Madame de Pompadour, born in the ranks of the people, and seating herself unceremoniously on the throne of Blanche of Castille—Madame de Pompadour, protecting philosophers and suppressing Jesuits, treating the great powers of the earth with the same sans facon as she did artists and men of letters,—was one of the thousand causes, petty and, trifling in themselves, which eventually accelerated the great French Revolution. Madame Dubarry but imitated her predecessor when she called a noble duke a sapajou (ape). The mot is pretty well known: “Annoncez le sapajou de Madame la Comtesse Dubarry,” said a great lord of the court of Louis XV. one day. It would be a curious and most amusing task to enrich the French peerage with all the sobriquets bestowed by the mistresses of Louis XV. as titles of nobility upon the courtiers of Versailles.
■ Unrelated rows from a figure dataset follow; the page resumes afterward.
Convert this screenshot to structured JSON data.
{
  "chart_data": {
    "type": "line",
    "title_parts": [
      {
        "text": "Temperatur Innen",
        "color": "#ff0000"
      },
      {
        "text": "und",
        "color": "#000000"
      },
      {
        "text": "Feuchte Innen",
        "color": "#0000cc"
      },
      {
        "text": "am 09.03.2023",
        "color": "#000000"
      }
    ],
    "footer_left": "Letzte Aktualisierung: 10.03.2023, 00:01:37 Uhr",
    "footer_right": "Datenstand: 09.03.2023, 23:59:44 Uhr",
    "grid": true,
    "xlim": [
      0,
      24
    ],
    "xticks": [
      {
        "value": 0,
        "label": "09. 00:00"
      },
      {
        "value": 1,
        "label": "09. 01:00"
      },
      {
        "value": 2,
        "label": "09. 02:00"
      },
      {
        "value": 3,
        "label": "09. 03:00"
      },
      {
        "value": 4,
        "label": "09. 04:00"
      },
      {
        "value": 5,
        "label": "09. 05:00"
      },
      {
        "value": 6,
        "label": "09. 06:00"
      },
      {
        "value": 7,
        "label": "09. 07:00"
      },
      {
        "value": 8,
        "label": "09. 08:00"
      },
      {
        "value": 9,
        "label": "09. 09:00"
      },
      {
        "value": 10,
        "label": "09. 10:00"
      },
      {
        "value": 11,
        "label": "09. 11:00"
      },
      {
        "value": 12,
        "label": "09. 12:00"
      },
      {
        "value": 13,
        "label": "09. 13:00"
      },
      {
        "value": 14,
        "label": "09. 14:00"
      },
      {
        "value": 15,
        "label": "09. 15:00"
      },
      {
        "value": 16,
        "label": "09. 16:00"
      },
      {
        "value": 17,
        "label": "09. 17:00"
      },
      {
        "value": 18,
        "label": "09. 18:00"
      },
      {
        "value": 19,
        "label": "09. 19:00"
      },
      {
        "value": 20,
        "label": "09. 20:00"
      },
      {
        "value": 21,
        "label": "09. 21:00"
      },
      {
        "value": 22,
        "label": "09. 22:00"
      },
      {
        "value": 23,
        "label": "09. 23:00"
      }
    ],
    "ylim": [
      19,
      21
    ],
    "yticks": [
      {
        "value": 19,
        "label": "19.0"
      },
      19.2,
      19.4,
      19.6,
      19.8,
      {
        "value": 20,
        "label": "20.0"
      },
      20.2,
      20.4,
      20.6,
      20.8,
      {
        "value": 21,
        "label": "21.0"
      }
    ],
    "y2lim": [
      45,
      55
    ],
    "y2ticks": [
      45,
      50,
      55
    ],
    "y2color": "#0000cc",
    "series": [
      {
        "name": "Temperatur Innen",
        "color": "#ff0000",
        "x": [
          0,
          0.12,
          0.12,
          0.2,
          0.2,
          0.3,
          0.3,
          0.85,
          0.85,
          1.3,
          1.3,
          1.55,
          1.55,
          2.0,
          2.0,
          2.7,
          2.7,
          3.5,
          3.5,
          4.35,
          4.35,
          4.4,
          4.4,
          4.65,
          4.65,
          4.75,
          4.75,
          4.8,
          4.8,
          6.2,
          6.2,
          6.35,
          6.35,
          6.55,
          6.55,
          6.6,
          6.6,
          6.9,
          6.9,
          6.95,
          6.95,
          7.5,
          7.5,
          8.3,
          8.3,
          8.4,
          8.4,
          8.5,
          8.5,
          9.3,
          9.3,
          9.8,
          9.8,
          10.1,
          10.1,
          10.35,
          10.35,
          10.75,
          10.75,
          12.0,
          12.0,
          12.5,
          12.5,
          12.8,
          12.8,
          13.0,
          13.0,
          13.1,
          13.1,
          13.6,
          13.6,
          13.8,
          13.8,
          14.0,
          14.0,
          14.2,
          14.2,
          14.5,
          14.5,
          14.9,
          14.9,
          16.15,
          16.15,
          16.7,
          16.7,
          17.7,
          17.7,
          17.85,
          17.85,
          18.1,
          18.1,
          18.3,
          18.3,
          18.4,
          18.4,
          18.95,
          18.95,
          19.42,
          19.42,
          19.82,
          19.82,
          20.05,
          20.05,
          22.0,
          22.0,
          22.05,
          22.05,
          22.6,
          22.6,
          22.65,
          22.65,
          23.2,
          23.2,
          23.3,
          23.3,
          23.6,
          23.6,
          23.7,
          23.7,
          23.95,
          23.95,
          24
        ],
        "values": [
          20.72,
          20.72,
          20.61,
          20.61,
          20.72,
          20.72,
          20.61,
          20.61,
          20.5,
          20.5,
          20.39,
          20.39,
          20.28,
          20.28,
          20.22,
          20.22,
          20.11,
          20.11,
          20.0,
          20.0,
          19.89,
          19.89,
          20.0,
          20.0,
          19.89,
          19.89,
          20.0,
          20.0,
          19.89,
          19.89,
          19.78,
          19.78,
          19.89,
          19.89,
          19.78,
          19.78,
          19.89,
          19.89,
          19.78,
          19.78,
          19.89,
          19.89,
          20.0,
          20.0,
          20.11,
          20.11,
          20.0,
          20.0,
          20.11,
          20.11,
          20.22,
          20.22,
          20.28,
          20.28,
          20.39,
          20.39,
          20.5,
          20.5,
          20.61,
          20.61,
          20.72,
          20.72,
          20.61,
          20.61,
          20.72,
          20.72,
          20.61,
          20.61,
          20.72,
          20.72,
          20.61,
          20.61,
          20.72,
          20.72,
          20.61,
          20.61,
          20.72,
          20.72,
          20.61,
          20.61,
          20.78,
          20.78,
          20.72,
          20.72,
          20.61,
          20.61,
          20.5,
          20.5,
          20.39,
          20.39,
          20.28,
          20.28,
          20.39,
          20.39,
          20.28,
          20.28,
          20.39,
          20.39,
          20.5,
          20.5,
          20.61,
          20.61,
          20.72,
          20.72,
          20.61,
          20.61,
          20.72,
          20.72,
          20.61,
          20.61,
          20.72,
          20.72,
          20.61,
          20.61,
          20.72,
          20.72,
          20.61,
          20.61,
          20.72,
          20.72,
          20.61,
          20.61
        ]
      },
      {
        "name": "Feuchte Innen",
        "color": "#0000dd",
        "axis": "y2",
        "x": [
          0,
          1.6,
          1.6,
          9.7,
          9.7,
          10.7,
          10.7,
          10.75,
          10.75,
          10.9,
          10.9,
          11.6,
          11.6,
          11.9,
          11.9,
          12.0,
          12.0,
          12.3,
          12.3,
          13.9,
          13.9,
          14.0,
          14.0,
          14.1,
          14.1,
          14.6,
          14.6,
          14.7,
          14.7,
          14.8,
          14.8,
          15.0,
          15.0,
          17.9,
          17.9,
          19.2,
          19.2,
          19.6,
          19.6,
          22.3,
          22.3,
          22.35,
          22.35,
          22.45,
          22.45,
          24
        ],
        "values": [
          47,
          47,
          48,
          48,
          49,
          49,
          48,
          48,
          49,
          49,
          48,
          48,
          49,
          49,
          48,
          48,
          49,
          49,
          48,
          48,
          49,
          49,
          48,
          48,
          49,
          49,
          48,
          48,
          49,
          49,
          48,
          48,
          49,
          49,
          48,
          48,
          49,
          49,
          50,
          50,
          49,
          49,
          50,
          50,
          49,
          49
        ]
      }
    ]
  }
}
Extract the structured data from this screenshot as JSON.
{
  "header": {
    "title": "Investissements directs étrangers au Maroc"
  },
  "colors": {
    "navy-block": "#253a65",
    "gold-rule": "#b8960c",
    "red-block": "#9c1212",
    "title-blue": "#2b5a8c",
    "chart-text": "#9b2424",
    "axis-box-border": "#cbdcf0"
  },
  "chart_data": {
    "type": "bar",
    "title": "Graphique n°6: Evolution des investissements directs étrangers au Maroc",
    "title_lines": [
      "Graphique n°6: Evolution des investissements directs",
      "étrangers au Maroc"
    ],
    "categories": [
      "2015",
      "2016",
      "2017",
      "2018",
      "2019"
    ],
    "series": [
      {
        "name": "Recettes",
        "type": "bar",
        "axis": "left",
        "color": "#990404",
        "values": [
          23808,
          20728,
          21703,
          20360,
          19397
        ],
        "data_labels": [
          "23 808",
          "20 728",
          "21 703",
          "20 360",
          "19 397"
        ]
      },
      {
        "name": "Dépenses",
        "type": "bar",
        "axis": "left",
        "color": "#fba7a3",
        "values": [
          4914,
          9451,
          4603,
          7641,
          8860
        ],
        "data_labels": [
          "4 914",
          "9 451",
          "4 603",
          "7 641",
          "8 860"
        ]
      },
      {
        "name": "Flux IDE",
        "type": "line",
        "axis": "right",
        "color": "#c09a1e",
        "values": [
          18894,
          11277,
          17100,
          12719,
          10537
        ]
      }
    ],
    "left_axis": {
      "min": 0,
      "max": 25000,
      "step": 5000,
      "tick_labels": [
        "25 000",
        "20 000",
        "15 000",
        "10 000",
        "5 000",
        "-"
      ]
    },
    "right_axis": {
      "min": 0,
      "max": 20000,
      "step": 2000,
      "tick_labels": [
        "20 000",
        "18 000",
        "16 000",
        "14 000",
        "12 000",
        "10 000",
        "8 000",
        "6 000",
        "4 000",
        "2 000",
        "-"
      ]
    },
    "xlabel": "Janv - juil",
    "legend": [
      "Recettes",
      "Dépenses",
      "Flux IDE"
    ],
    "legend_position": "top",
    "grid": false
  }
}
More than one illustrious name, which has been cited by France with pride, has lost its luster in the tainted atmosphere of Versailles.
“Not only,” said Madame de Pompadour; one day to the Abbe de Bernis,—“not only have I all the nobility at my feet, but even my lap-dog is weary of their fawnings.” In short, Madame de Pompadour reigned so imperiously, that once at Versailles, about the conclusion of dinner, an old man approached the king, and begged him to have the goodness to recommend him to Madame de Pompadour. All present laughed heartily at this conceit; except, however, the marchioness.
Madame de Maintenon had not more difficulty in amusing Louis XIV. when grown old and devout, than had Madame de Pompadour in diverting his successor, who, though still young, seemed like a man who had exhausted all the pleasures and enjoyments of life. About the time when the marchioness used to transform herself into milkmaids and peasant girls, she commenced building a very romantic hermitage in the park of Versailles, on the outskirts of the wood near the Saint Germain’s road: viewed from without it seemed a true hermitage, worthy in all points of an anchorite’s abode; but within it was a dwelling more suited to some old roue of the Regency. Vanloo, Boucher, and Latour had covered the walls and ceilings with all the images of pagan art. The garden was a chef d’oeuvre; it was a grove rather than a garden; a grove peopled with statues, intersected by a multitude of winding paths and alleys, and abounding with a number of arbors, recesses, and “shady blest retreats.” In the middle of the garden there was a farm—a true model-farm—with its cattle, goats, and sheep, and all the paraphernalia of husbandry. The marchioness presided daily at the construction of this hermitage.